After all if the future is so bright (I gotta wear shades) as Tim Cook says it is, those shares they buy (not holding my breath) should be worth a lot more down the road than they are at present. What do you think?

Second, is that Tim Cook should find a way to buy Netflix or Tesla and step aside as CEO of Apple and let Reed Hastings or Elon Musk take the top job at CEO. Cook can go back to his head of operations/supply chain management role, a role that he is probably one of the best in the world at. I wrote about a Netflix acquisition by Apple a few months ago.

Apple wants all of us to believe that services is a crucial part of future growth in terms of revenues and profits going forward.

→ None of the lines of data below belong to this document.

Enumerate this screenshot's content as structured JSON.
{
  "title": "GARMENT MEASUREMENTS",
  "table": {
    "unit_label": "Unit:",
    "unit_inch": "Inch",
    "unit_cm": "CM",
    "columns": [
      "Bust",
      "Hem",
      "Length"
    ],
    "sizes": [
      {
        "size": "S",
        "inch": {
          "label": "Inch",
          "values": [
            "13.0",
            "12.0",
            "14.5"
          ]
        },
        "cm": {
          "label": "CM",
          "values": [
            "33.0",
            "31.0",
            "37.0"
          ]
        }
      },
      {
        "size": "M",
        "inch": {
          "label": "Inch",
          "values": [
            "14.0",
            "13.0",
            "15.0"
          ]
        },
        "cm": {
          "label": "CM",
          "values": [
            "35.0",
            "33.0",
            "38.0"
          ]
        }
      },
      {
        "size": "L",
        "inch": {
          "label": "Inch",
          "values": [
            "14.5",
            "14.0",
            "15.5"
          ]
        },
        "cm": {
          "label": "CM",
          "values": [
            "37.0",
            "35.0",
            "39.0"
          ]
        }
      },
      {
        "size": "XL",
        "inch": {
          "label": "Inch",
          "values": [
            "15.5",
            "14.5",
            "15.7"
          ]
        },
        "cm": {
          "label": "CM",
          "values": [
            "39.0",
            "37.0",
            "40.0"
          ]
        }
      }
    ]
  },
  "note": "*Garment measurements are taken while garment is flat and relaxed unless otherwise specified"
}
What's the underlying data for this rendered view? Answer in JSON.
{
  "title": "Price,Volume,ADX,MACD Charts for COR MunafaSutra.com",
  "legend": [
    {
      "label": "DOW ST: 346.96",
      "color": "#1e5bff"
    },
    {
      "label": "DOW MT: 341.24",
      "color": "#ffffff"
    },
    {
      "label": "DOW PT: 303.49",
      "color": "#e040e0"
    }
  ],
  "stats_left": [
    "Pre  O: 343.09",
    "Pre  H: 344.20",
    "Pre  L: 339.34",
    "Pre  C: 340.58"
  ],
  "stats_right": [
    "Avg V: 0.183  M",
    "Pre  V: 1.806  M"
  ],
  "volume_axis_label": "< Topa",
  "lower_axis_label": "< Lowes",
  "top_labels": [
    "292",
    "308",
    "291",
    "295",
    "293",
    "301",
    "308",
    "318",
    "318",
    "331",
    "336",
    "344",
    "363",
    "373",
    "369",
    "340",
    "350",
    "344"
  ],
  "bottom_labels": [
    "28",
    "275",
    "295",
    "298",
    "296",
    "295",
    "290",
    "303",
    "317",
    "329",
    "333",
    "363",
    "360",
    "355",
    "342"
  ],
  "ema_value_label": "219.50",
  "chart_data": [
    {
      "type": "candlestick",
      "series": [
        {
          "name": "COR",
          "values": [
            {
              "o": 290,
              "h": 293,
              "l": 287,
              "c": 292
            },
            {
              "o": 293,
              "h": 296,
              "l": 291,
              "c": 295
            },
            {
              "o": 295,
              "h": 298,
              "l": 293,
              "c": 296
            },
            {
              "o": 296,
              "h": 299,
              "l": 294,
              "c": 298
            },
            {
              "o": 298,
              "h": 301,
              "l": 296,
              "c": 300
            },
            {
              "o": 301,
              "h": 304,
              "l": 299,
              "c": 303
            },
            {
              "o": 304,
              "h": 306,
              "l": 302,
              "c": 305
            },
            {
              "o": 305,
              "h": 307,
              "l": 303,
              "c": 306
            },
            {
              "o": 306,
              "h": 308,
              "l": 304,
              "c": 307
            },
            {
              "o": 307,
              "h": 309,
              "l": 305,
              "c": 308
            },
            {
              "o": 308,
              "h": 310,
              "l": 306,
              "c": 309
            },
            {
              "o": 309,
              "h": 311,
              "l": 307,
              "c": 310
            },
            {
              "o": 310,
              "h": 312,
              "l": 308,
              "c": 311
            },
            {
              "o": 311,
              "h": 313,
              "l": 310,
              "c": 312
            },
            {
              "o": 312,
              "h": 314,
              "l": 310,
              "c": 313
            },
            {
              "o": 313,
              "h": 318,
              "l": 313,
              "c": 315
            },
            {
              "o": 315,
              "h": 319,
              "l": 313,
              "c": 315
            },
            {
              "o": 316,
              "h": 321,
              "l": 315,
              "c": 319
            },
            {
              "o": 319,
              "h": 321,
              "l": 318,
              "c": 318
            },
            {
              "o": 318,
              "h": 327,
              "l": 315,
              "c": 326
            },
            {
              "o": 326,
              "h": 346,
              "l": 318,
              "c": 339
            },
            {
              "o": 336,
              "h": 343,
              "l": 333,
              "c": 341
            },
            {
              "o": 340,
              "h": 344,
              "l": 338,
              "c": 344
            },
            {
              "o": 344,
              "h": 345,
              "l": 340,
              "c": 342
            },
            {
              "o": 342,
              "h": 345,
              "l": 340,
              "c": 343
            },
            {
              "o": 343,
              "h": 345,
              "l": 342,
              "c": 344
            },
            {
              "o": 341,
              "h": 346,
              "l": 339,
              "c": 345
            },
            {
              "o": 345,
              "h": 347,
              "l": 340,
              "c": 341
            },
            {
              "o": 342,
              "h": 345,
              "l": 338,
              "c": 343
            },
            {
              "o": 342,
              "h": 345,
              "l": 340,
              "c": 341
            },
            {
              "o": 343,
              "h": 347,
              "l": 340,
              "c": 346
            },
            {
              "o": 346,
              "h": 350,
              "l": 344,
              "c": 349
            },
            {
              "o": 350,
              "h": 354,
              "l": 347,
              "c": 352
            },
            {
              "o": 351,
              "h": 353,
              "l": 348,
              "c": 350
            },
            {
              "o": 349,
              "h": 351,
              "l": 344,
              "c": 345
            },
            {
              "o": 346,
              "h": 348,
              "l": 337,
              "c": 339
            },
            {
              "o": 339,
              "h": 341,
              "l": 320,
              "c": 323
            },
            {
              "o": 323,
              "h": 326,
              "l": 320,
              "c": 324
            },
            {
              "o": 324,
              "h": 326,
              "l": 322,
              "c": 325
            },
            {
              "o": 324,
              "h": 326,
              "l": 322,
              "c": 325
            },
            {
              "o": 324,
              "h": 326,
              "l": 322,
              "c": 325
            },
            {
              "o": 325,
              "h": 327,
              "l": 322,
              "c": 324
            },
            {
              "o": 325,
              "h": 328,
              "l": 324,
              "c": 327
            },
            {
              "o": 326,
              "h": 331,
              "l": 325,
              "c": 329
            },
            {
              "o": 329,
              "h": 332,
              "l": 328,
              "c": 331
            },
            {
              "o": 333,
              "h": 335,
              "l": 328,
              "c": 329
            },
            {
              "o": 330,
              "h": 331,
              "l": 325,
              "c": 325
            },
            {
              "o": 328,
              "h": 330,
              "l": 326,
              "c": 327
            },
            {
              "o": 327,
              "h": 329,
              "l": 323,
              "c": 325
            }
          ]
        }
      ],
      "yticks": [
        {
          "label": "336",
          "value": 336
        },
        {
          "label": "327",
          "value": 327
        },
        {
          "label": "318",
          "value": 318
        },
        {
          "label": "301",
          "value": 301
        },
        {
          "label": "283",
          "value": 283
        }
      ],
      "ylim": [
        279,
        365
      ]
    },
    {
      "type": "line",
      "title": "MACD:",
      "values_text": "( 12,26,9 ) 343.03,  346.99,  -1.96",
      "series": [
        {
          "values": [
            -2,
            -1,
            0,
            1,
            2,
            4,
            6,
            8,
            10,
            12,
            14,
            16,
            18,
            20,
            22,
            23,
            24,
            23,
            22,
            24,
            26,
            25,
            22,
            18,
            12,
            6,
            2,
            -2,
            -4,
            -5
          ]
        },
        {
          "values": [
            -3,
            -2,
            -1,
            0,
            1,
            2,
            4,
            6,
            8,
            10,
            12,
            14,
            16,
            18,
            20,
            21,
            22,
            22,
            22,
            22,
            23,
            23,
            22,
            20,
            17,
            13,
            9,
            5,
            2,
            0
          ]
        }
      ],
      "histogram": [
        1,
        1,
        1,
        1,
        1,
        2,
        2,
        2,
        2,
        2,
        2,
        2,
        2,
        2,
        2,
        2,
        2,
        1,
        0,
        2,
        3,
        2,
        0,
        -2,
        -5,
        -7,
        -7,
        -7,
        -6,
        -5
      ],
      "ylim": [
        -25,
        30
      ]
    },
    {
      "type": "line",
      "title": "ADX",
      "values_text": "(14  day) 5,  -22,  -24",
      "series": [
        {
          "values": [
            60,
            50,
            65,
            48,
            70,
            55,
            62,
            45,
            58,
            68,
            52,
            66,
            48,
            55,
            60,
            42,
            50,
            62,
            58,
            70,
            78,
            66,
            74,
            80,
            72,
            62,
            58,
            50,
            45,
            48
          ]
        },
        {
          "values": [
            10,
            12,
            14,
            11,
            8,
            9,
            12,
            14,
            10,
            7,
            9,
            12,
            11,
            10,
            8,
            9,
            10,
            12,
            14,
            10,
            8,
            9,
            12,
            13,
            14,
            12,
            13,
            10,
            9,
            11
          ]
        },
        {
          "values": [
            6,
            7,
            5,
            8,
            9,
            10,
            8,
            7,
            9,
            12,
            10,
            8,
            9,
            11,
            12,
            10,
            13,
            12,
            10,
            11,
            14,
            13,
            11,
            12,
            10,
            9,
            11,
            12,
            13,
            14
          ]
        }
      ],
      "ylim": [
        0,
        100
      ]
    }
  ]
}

What better way to add Netflix's 80 million plus subscribers to the fast growing Apple services segment, than to make Reed Hastings an offer he can't refuse? If it includes making Reed Hastings the CEO of Apple, so be it.

Apple is also working on an Apple car although the company has not really come out and said it as yet. Well, Tesla already has the cars of the future on the road and has the manufacturing already in place. In addition, Tesla broke all sorts of records with the $20 billion or so orders for the Model 3. Combine Apple's technology and software savvy with Tesla's existing manufacturing and you have a potential winner to say the least. Maybe even a world beater bar none.

I know that these are not easy acquisitions for Apple and there has to be a lot more under consideration, however as they say everyone has a price, and Tim Cook needs to find the right price for Netflix and/or for Tesla, which will keep shareholders of both companies and most importantly their founders happy.

Hard to do?

Sure, it is.

Impossible?

Not by any means.

Apple has already spent about $156 billion or so of our money buying back shares. If Apple has to, it could make a deal with our government and find a way to repatriate all or some of that cash it has abroad (earning pretty much nothing) and use that to buy out at least one of the two companies, Netflix or Tesla.

It also is fortuitous that Tesla and Netflix are off about 25% and 32% off their respective 52-week highs, so the timing could be just right.

The question is whether Tim Cook is willing to make a bold move which could reenergize not just existing shareholders of Apple but even have new investors maybe clamoring to buy Apple shares once again.

Finally, I am very aware that every company has insiders that sell/dispose/use the shares in lieu of cash like its going out of style, however if the shares are also rewarding shareholders at the same point, the insiders can hit the sell button till it gets stuck. However, I have an issue and always will, when the shares are not performing.